En el centro de la ciudad, donde antes estaba la torre de vigilancia, ahora había un profundo agujero. Algunos esqueletos perdieron el equilibrio y cayeron dentro, rodando y emitiendo largos gritos de agonía.
Qin Mu también pisó en falso. Sobresaltado, intentó usar su habilidad para volar, pero sintió un extraño campo de fuerza que disipó su técnica en la nada.
Su cuerpo cayó a gran velocidad. A su alrededor, oía el ruido de piedras rodando y los gritos de los esqueletos. Rápidamente, disparó su energía primordial en todas direcciones, y finalmente, un hilo de energía se enganchó en algo, estabilizando su caída.
Luego, Qin Mu lanzó otro hilo de energía primordial, enrollando al esqueleto que caía. Con un leve movimiento, el esqueleto voló por los aires, agitando brazos y piernas, y cayó fuera del profundo agujero, aturdido y sin saber qué había pasado.

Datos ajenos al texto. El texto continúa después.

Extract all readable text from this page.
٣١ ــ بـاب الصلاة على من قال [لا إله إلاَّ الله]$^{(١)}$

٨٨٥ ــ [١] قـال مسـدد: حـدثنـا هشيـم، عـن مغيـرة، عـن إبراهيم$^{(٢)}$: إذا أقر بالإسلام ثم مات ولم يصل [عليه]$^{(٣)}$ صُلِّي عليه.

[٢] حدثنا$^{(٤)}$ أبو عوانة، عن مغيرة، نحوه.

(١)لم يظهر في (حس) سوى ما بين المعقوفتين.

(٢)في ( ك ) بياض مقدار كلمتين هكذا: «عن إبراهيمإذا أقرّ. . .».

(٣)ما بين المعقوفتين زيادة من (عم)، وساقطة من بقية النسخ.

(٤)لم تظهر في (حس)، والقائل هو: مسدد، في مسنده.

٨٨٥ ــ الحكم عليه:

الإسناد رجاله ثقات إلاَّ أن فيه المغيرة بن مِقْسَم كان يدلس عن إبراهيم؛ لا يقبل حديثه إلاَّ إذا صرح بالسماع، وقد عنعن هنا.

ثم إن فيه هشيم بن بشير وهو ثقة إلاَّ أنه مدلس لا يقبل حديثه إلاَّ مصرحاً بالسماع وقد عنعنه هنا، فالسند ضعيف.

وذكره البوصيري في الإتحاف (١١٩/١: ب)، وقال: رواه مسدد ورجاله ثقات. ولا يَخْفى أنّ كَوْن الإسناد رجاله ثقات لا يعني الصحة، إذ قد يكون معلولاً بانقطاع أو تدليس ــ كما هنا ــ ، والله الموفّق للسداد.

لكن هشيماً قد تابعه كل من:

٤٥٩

Los otros esqueletos se acercaron, abriendo y cerrando sus mandíbulas en silencio, como consolándolo.
El grupo de esqueletos se asomó al borde del agujero y miró hacia abajo. Bajo las ruinas de la Ciudad Divina, había un mundo hueco inmensamente vasto, completamente oscuro. No se sabía cuán profundo ni cuán ancho era aquel agujero.
Qin Mu colgaba del hilo de energía primordial, como un pequeño insecto suspendido en la oscuridad infinita, diminuto e insignificante.

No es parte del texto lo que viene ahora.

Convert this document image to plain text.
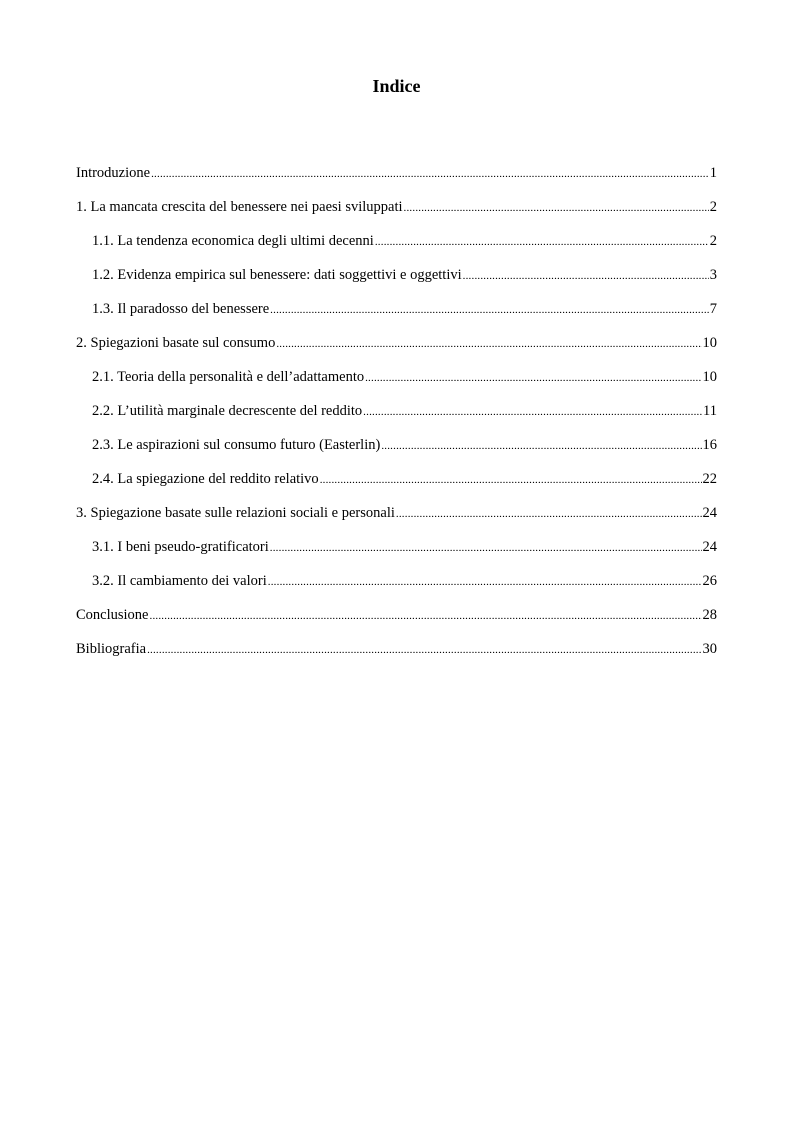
Indice
Introduzione .....	1
1. La mancata crescita del benessere nei paesi sviluppati .....	2
1.1. La tendenza economica degli ultimi decenni .....	2
1.2. Evidenza empirica sul benessere: dati soggettivi e oggettivi .....	3
1.3. Il paradosso del benessere .....	7
2. Spiegazioni basate sul consumo .....	10
2.1. Teoria della personalità e dell’adattamento .....	10
2.2. L’utilità marginale decrescente del reddito .....	11
2.3. Le aspirazioni sul consumo futuro (Easterlin) .....	16
2.4. La spiegazione del reddito relativo .....	22
3. Spiegazione basate sulle relazioni sociali e personali .....	24
3.1. I beni pseudo-gratificatori .....	24
3.2. Il cambiamento dei valori .....	26
Conclusione .....	28
Bibliografia .....	30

Los esqueletos se horrorizaron. Se agarraron unos a otros por los pies, formando una línea, intentando hacer una cuerda de huesos para rescatar a Qin Mu.
En ese momento, algo brilló en la oscuridad. La luz llegó desde muy lejos, y Qin Mu no pudo distinguir qué era.
Intentó activar la Técnica de Ojos Abiertos de los Nueve Cielos, pero apenas la activó, su habilidad se desordenó y casi le revientan los dos ojos. Rápidamente abandonó la idea.
"¡Gracias a todos!"
Qin Mu encogió el hilo de energía primordial para acercarse al techo de la caverna oscura, quedando cabeza abajo y pies arriba, con las piernas tensas apoyadas en la pared de piedra. Gritó: "Bajaré primero a echar un vistazo. ¡Luego me ayudan a subir!"
Al final de la cuerda de huesos, el esqueleto movió la cabeza. De repente, Qin Mu impulsó sus piernas con fuerza y se lanzó como una flecha hacia aquella luz.
En el vasto espacio oscuro, el joven parecía caer en un fondo marino de tinieblas, con el viento silbando en sus oídos.